The District Inspector, smiling and tapping his gaiters with a riding switch, explained in a few words that he did not want the hay and did not intend to pay for it.
“I’m taking over the contents of that loft,” he said, “in the name of the Government under the provisions of D.O.R.A.”
“I don’t know,” said Gallaher, “that you’ve any right to be taking over what I’ve bought in that kind of way, and what’s more you’ll not be able to do it without you show me a proper order in writing, signed by a magistrate.”
“If I were you,” said the D.I., “I wouldn’t insist on any kind of legal trial about that hay. At present there’s no evidence against you, Mr. Gallaher, except that you paid a perfectly absurd price for some hay that you didn’t want, and I’m not inclined to press the matter now. I’ve got what I wanted; but if you insist on dragging the matter into Court——”
“I do not,” said Gallaher.
At ten o’clock that evening Dan Gallaher and James McNiece sat together in the private room behind the bar of Sam Twining’s public-house. The house was neutral ground used by Orangemen and Nationalists alike, a convenient arrangement, indeed a necessary arrangement, for there was no other public-house nearer than Curraghfin.
“Dan,” said James McNiece, “I’m an Orangeman and a Protestant and a loyalist, and what I’ve always said about Home Rule and always will say is this:—We’ll not have it and to Hell with the rebels. But I’m telling you now I’d rather you had them, papist and rebel and all as you are, than see them swept off that way by the police. And what’s more, I’m not the only one says that. The Colonel was talking to me after he heard what happened, and what he said was this—‘The Government of this country,’ said he, meaning the police, ‘is a disgrace to civilization.’”
“Give me your hand, James McNiece,” said Gallaher. “Let me shake your hand to show there’s no ill feeling about the way I bid against you at the sale to-day.”
McNiece laid down the glass of whisky which he was raising to his lips and stretched out his hand.
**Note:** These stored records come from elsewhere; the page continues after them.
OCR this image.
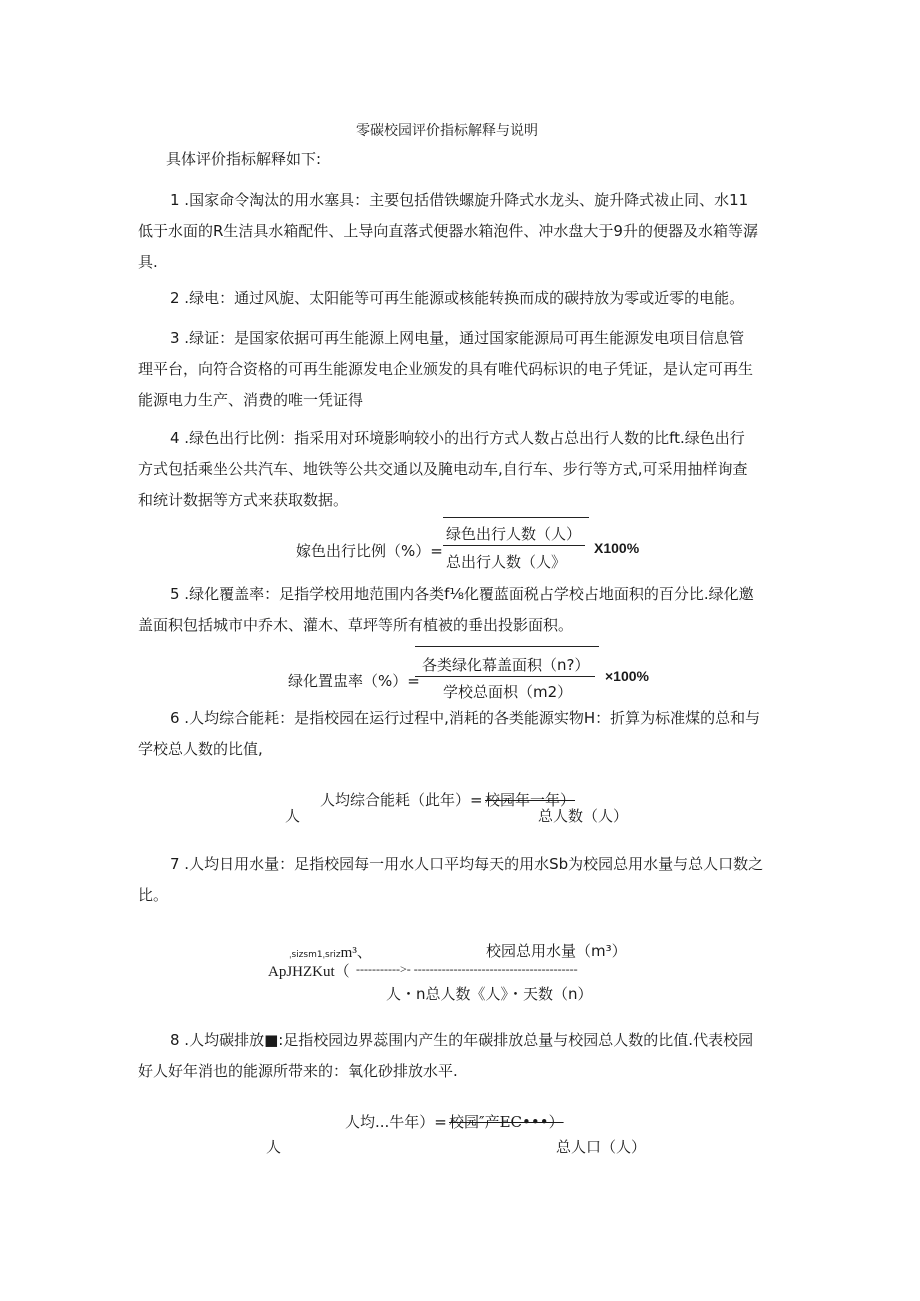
零碳校园评价指标解释与说明
具体评价指标解释如下:
1 .国家命令淘汰的用水塞具：主要包括借铁螺旋升降式水龙头、旋升降式祓止同、水11
低于水面的R生洁具水箱配件、上导向直落式便器水箱泡件、冲水盘大于9升的便器及水箱等潺
具.
2 .绿电：通过风旎、太阳能等可再生能源或核能转换而成的碳持放为零或近零的电能。
3 .绿证：是国家依据可再生能源上网电量，通过国家能源局可再生能源发电项目信息管
理平台，向符合资格的可再生能源发电企业颁发的具有唯代码标识的电子凭证，是认定可再生
能源电力生产、消费的唯一凭证得
4 .绿色出行比例：指采用对环境影响较小的出行方式人数占总出行人数的比ft.绿色出行
方式包括乘坐公共汽车、地铁等公共交通以及腌电动车,自行车、步行等方式,可采用抽样询查
和统计数据等方式来获取数据。
绿色出行人数（人）
嫁色出行比例（%）=
总出行人数（人》
X100%
5 .绿化覆盖率：足指学校用地范围内各类f⅛化覆蓝面税占学校占地面积的百分比.绿化邀
盖面积包括城市中乔木、灌木、草坪等所有植被的垂出投影面积。
各类绿化幕盖面积（n?）
绿化置盅率（%）=
学校总面枳（m2）
×100%
6 .人均综合能耗：是指校园在运行过程中,消耗的各类能源实物H：折算为标准煤的总和与
学校总人数的比值,
人均综合能耗（此年）= 校园年一年）
人	总人数（人）
7 .人均日用水量：足指校园每一用水人口平均每天的用水Sb为校园总用水量与总人口数之
比。
ˌsizsm1ˌsrizm³、	校园总用水量（m³）
ApJHZKut（ ----------->- -----------------------------------------
人・n总人数《人》・天数（n）
8 .人均碳排放■:足指校园边界蕊围内产生的年碳排放总量与校园总人数的比值.代表校园
好人好年消也的能源所带来的：氧化砂排放水平.
人均...牛年）= 校园″产EC•••）
人	总人口（人）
Gallaher grasped it and held it.
“Tell me this now, James McNiece,” he said, “for it’s what I was never sure of—How many was there behind that hay?”
McNiece looked round him carefully and made sure that no third person could hear him. Neglecting no precaution he sank his voice to a whisper.
“Twenty rifles,” he said, “of the latest pattern, the same as the soldiers use, and four hundred rounds of ball cartridge.”
“Gosh,” said Gallaher, “but we’d have done great work with them. Either your lads or mine, James McNiece, would have done great work with them. But, sure, what’s the use of talking? The police has them now.”
“Damn the police,” said James McNiece.